Belajar "menyamakan"

Sebelumnya aku pribadi mohon maaf bila tulisan ini terlihat menggurui atau sok tau. Sejujurnya tulisan ini merupakan hasil perundingan dua otak manusia yang sedang belajar menyamakan bahasa hingga menjadi sebuah komunikasi yang dapat diterima dengan baik oleh keduanya.
Dua manusia ini menyadari, proses belajar menyamakan bahasa tidaklah mudah. Bahkan terkadang rasanya sangat sakit ketika keduanya sadar bahwa maksut yang tersampaikan tidaklah sama dan tidak diterima dengan baik oleh lawan bicaranya.

Sebagai gambaran, aku mencoba mencontohkan suatu kejadian:

Dua orang sedang mengendarai mobil yang tiba2 mogok dan berhenti di tengah jalan. Dalam kondisi seperti ini keduanya sepakat, si A sebagai pemegang kendali setir dan si B sebagai pendorong mobil. Tujuannya sama, sama-sama ingin mobil ini menepi agar tak mengganggu laju mobil lainnya. Si B mendorong mobil sekuat tenaga agar mobil bergerak perlahan sehingga mudah ditepikan, sedangkan si A membelokan tuas ban dengan setir yang terasa berat karna diputar tanpa bantuan mesin yang menyala. Keduanya sama2 berusaha agar mobil ini bergerak. Hingga perlahan tapi pasti pergerakan mobil mulai terlihat dan terasa. 
Tiba-tiba si A menyemangati karna proses penepian hampir berhasil  : "hei si B, kamu harus kuat !!!"
Seketika itu si B berhenti dan merasa : apakah memang dari tadi mobil ini tak bergerak? Padahal energi mendorong sudah hampir habis. Apakah aku dari tadi lemah hingga masih diminta untuk kuat? Padahal seluruh tenaga sudah dikerahkan hingga bercucuran keringat.
Si A punya maksut agar si B lebih semangat , sedangkan si B malah merasa usahanya tak ada artinya.

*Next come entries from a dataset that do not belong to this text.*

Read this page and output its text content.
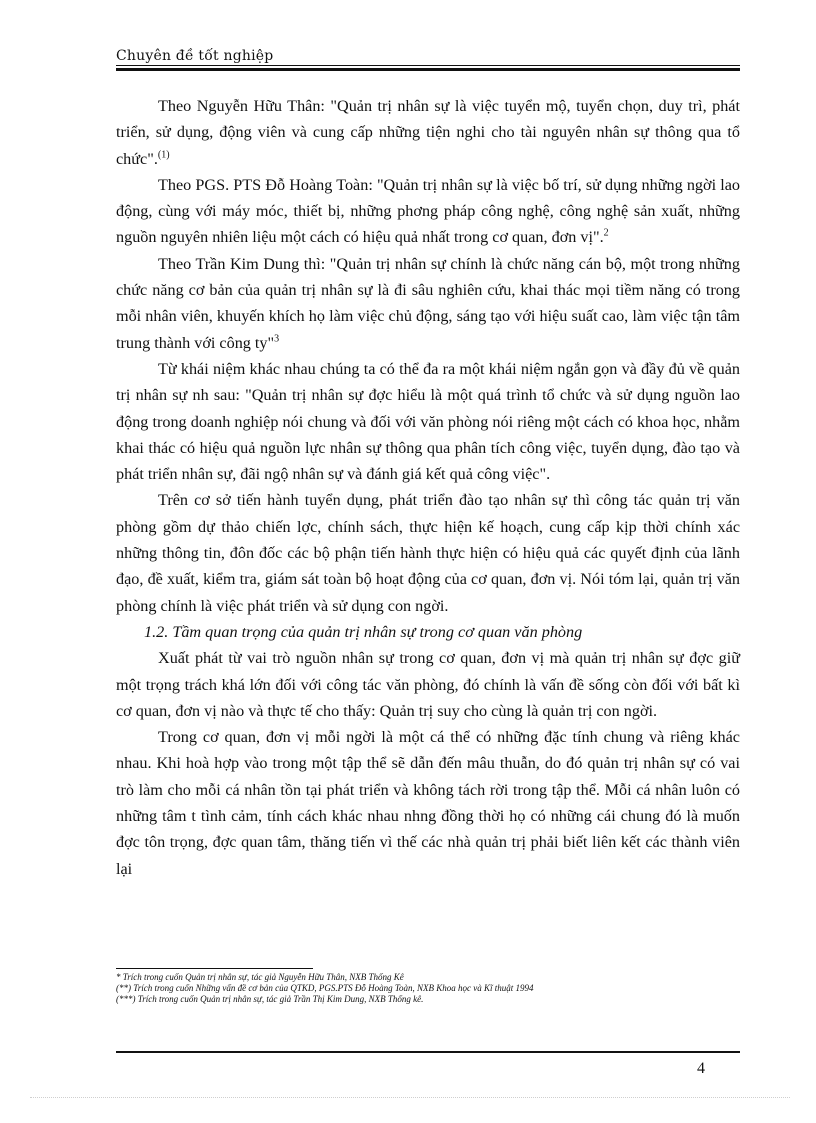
Chuyên đề tốt nghiệp

Theo Nguyễn Hữu Thân: "Quản trị nhân sự là việc tuyển mộ, tuyển chọn, duy trì, phát triển, sử dụng, động viên và cung cấp những tiện nghi cho tài nguyên nhân sự thông qua tổ chức".$^{(1)}$

Theo PGS. PTS Đỗ Hoàng Toàn: "Quản trị nhân sự là việc bố trí, sử dụng những ngời lao động, cùng với máy móc, thiết bị, những phơng pháp công nghệ, công nghệ sản xuất, những nguồn nguyên nhiên liệu một cách có hiệu quả nhất trong cơ quan, đơn vị".$^2$

Theo Trần Kim Dung thì: "Quản trị nhân sự chính là chức năng cán bộ, một trong những chức năng cơ bản của quản trị nhân sự là đi sâu nghiên cứu, khai thác mọi tiềm năng có trong mỗi nhân viên, khuyến khích họ làm việc chủ động, sáng tạo với hiệu suất cao, làm việc tận tâm trung thành với công ty"$^3$

Từ khái niệm khác nhau chúng ta có thể đa ra một khái niệm ngắn gọn và đầy đủ về quản trị nhân sự nh sau: "Quản trị nhân sự đợc hiểu là một quá trình tổ chức và sử dụng nguồn lao động trong doanh nghiệp nói chung và đối với văn phòng nói riêng một cách có khoa học, nhằm khai thác có hiệu quả nguồn lực nhân sự thông qua phân tích công việc, tuyển dụng, đào tạo và phát triển nhân sự, đãi ngộ nhân sự và đánh giá kết quả công việc".

Trên cơ sở tiến hành tuyển dụng, phát triển đào tạo nhân sự thì công tác quản trị văn phòng gồm dự thảo chiến lợc, chính sách, thực hiện kế hoạch, cung cấp kịp thời chính xác những thông tin, đôn đốc các bộ phận tiến hành thực hiện có hiệu quả các quyết định của lãnh đạo, đề xuất, kiểm tra, giám sát toàn bộ hoạt động của cơ quan, đơn vị. Nói tóm lại, quản trị văn phòng chính là việc phát triển và sử dụng con ngời.

1.2. Tầm quan trọng của quản trị nhân sự trong cơ quan văn phòng

Xuất phát từ vai trò nguồn nhân sự trong cơ quan, đơn vị mà quản trị nhân sự đợc giữ một trọng trách khá lớn đối với công tác văn phòng, đó chính là vấn đề sống còn đối với bất kì cơ quan, đơn vị nào và thực tế cho thấy: Quản trị suy cho cùng là quản trị con ngời.

Trong cơ quan, đơn vị mỗi ngời là một cá thể có những đặc tính chung và riêng khác nhau. Khi hoà hợp vào trong một tập thể sẽ dẫn đến mâu thuẫn, do đó quản trị nhân sự có vai trò làm cho mỗi cá nhân tồn tại phát triển và không tách rời trong tập thể. Mỗi cá nhân luôn có những tâm t tình cảm, tính cách khác nhau nhng đồng thời họ có những cái chung đó là muốn đợc tôn trọng, đợc quan tâm, thăng tiến vì thế các nhà quản trị phải biết liên kết các thành viên lại

* Trích trong cuốn Quản trị nhân sự, tác giả Nguyễn Hữu Thân, NXB Thống Kê
(**) Trích trong cuốn Những vấn đề cơ bản của QTKD, PGS.PTS Đỗ Hoàng Toàn, NXB Khoa học và Kĩ thuật 1994
(***) Trích trong cuốn Quản trị nhân sự, tác giả Trần Thị Kim Dung, NXB Thống kê.
4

Sesederhana itu, sebuah kalimat menjadi beda arti hanya karna satu kata. Hanya karna kata "harus".

Menurut pendapat kami sebagai orang awam yg sedang belajar menyamakan bahasa. Akan beda cerita bila kata "harus" dari si A diganti dengan kata lain, kami berfikir kata "harus" mungkin bisa diganti dengan kata "pasti".
Kata harus lebih menekankan pada proses/usaha yang harus ditempuh untuk mendapatkan sesuatu. Sedangkan kata "pasti" lebih menunjukan pada sebuah keoptimisan akan sebuah kejadian.
Kata "harus" bisa diucapkan di awal proses sebelum pekerjaan dilakukan, sedangkan kata "pasti" bisa diucapkan di awal bahkan di tengah proses sebagai kalimat penekanakan akan keoptimisan atau dengan kata lain sebagai kalimat penyemangat.

Kami umpamakan lagi dengan contoh kata ini :
A: "kamu harus kaya"
B: "kamu pasti kaya"
Mana yg lebih enak di dengar ketika proses sudah mencapai 90%?
Mana yg lebih menyemangati ketika proses kita sedang berlangsung?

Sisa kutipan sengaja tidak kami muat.